Introduction (rationale & aim)

• The immunologic properties of induced pluripotent stem cells (iPSCs) require investigation as it has become evident that banked iPSCs will be needed for most clinical applications due to cell generation time and time associated with screening for both efficacy and safety.

• The aim of this study was to evaluate the in vitro immunogenic and immunomodulatory properties of iPSCs compared with adult bone marrow-derived MSCs using modified mixed leukocyte reactions.

Materials & methods

• In order to assess immunogenic potential, iPSCs and MSCs were used as stimulator cells for responder leukocytes. In order to assess immunomodulatory properties, iPSCs and MSCs were cultured in the presence of stimulator and responder leukocytes. MEFs were used as a control.

Results

• iPSCs generated through both lentiviral and piggyBac reprogramming methods had similar immunogenic properties and more potent immunomodulatory properties than MSCs in vitro.

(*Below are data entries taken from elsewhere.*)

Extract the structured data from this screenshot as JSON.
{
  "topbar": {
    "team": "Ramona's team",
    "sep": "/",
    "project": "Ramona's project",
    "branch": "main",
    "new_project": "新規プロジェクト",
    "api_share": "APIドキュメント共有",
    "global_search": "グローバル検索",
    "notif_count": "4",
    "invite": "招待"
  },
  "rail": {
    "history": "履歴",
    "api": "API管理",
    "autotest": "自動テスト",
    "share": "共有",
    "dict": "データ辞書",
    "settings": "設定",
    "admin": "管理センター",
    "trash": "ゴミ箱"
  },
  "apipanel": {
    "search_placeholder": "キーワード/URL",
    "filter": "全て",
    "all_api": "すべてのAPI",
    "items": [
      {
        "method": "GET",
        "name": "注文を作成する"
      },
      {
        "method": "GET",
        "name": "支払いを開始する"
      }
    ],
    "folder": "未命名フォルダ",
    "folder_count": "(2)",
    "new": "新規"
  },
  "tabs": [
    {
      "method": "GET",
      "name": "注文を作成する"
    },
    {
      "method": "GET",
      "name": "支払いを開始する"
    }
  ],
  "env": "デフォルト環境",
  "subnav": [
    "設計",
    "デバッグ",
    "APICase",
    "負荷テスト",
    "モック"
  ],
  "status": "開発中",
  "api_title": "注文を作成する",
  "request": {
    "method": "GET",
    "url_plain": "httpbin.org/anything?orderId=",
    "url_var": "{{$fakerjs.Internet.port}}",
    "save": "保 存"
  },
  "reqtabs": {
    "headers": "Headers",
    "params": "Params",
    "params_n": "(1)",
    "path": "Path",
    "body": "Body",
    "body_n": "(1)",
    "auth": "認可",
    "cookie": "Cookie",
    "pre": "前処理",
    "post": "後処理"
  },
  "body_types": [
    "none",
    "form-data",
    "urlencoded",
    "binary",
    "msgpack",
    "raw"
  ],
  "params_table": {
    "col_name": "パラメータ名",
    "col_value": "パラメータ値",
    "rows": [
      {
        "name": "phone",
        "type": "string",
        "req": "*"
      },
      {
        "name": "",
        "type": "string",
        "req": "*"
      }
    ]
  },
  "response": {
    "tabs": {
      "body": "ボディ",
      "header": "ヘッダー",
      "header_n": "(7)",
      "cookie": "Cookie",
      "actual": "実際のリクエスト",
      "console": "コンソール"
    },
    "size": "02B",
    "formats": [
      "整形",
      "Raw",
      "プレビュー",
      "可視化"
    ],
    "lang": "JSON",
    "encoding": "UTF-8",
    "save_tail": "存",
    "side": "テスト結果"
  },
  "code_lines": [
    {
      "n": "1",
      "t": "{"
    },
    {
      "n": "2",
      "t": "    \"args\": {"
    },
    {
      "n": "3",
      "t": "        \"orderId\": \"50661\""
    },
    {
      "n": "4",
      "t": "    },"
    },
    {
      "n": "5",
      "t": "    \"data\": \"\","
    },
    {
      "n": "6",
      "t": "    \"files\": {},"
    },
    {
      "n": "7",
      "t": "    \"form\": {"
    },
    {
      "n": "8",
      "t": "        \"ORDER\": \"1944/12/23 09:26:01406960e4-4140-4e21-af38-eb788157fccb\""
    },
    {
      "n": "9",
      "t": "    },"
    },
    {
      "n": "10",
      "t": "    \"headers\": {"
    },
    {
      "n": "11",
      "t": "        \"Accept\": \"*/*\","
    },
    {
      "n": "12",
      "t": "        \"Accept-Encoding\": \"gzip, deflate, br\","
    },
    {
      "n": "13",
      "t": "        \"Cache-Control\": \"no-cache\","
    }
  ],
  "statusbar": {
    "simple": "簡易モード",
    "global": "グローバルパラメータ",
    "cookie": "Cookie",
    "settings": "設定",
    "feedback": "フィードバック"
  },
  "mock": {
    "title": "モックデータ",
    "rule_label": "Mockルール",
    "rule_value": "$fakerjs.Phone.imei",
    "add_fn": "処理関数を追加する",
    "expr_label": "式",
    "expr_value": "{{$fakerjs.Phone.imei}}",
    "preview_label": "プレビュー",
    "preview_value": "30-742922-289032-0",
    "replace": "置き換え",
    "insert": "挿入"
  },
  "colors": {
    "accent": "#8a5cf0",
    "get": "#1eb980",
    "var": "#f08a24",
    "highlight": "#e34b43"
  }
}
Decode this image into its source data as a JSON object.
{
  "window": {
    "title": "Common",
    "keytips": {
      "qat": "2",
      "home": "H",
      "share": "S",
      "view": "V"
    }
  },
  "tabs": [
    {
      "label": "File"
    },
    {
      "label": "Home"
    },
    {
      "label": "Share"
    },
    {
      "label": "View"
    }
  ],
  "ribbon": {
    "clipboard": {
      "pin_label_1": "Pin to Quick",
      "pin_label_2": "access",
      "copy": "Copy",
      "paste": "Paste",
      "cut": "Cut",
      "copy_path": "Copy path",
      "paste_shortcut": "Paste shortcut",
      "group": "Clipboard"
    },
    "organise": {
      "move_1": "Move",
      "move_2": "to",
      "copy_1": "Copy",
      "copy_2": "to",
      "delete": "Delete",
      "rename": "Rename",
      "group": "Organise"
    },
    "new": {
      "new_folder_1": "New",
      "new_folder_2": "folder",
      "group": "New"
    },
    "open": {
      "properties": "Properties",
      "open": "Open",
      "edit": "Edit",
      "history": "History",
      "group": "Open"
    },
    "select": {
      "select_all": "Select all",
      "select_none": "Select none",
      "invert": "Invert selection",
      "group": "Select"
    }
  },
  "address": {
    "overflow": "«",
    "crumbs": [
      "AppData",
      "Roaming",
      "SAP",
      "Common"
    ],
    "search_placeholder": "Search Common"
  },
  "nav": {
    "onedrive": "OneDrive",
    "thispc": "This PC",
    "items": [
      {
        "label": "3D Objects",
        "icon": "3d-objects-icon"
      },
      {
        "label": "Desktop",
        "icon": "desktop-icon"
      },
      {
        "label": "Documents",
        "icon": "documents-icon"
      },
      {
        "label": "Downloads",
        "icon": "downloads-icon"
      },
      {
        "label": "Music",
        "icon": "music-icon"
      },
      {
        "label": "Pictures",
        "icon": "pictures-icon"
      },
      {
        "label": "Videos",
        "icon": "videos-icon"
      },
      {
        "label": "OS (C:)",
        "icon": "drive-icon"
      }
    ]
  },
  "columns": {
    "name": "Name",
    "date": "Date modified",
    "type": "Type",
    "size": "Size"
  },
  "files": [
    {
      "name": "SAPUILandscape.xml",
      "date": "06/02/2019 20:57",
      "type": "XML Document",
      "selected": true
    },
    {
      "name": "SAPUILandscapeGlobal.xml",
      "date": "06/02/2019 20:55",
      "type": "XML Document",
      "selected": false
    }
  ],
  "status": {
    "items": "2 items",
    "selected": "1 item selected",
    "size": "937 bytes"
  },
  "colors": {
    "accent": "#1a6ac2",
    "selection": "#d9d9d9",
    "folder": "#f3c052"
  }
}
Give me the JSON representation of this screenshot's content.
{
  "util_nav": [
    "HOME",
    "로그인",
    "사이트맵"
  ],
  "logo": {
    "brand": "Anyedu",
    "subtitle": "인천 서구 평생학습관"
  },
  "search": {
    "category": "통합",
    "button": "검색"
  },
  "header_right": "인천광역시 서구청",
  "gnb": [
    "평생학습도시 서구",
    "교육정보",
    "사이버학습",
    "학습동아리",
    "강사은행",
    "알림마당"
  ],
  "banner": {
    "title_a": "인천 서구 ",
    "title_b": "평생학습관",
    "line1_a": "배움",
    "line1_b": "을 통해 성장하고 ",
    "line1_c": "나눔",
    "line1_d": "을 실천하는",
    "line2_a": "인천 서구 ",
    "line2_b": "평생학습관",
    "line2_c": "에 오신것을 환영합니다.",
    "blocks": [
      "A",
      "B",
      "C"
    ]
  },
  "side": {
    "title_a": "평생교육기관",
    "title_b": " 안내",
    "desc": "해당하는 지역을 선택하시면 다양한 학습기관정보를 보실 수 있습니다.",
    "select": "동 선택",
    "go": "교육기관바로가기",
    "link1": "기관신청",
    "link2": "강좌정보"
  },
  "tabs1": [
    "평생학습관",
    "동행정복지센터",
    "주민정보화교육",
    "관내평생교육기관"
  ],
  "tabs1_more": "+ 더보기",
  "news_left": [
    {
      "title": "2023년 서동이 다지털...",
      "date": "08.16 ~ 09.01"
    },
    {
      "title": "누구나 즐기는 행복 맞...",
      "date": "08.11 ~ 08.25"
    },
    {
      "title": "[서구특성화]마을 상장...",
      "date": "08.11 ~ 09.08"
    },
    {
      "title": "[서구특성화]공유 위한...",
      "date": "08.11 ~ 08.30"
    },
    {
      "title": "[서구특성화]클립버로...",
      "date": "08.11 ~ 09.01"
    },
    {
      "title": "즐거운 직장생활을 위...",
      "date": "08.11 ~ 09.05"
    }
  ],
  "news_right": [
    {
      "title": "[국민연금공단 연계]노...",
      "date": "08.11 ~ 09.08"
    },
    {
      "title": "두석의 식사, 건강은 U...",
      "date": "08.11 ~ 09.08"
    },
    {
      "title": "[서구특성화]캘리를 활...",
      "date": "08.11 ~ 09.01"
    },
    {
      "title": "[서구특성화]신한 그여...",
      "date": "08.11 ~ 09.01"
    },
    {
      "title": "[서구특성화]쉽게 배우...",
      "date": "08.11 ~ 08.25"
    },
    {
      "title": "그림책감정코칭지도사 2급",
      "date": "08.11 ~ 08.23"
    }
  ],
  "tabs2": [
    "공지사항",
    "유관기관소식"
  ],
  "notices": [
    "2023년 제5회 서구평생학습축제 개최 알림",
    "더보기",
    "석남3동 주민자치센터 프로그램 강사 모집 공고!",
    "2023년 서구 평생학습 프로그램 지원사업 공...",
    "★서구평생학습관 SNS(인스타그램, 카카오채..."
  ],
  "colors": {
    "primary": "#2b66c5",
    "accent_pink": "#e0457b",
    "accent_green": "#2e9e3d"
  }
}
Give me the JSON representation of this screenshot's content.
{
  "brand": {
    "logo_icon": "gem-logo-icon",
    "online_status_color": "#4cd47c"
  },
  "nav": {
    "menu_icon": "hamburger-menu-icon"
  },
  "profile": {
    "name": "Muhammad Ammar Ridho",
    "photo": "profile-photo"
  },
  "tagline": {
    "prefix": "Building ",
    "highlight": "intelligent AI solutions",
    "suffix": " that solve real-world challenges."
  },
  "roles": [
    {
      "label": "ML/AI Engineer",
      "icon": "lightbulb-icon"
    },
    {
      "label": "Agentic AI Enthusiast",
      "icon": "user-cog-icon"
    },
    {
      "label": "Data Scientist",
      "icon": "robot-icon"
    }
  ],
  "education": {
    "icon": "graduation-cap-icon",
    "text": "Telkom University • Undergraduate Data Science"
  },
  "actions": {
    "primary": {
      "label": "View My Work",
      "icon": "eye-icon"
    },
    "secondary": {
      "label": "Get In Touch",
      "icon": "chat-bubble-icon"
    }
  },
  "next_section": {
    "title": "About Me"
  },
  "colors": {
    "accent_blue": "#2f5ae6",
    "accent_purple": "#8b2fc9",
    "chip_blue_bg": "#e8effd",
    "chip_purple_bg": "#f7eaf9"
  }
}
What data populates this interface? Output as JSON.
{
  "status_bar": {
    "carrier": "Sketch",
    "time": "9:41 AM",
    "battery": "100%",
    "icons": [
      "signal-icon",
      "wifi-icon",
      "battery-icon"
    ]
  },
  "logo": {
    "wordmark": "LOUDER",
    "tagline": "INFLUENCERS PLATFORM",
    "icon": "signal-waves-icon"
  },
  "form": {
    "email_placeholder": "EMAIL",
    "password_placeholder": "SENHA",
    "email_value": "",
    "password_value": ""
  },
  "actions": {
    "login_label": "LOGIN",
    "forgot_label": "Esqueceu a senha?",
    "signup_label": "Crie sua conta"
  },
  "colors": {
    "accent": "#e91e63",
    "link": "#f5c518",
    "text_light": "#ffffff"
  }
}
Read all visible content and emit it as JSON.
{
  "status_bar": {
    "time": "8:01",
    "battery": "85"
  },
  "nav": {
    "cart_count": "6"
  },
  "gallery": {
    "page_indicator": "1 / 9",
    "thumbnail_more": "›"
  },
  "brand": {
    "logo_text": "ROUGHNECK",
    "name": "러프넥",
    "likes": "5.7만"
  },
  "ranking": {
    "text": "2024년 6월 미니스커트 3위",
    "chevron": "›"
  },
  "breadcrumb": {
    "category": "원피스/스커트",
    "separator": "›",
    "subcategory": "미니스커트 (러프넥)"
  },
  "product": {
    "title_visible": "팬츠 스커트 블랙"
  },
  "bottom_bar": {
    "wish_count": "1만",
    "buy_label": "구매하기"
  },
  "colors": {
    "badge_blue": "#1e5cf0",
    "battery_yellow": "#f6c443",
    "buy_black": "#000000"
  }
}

• Co-culture of major histocompatibility complex (MHC)-mismatched leukocytes with MHC-matched iPSCs resulted in significantly less responder T-cell proliferation than MHC-mismatched leukocytes alone at more responder leukocyte concentrations tested than was observed for co-culture of MHC-matched leukocytes with MHC-matched MSCs.

• MHC-mismatched iPSCs were able to significantly reduce responder T-cell proliferation at the responder leukocyte concentration of 8 × 10⁵ cells when co-cultured with MHC-mismatched leukocytes, while MHC-mismatched MSCs were not.

• A significant decrease was found in media IFN-γ concentrations in MLRs co-cultured with iPSCs; however, this decrease did not correlate well with the modest increase in prostaglandin E₂ concentration in the same media.

Discussion & conclusion

• iPSCs are presumably inhibiting responder T-cell IFN-γ secretion via a mechanism other than prostaglandin E₂ as for MSCs.

• Further studies must be performed in order to determine whether iPSCs retain their immunogenic and immunomodulatory properties upon differentiation into specific cell or tissue types.

• This information is critical when considering the use of iPSCs in the place of MSCs for both regenerative medicine and transplant medicine.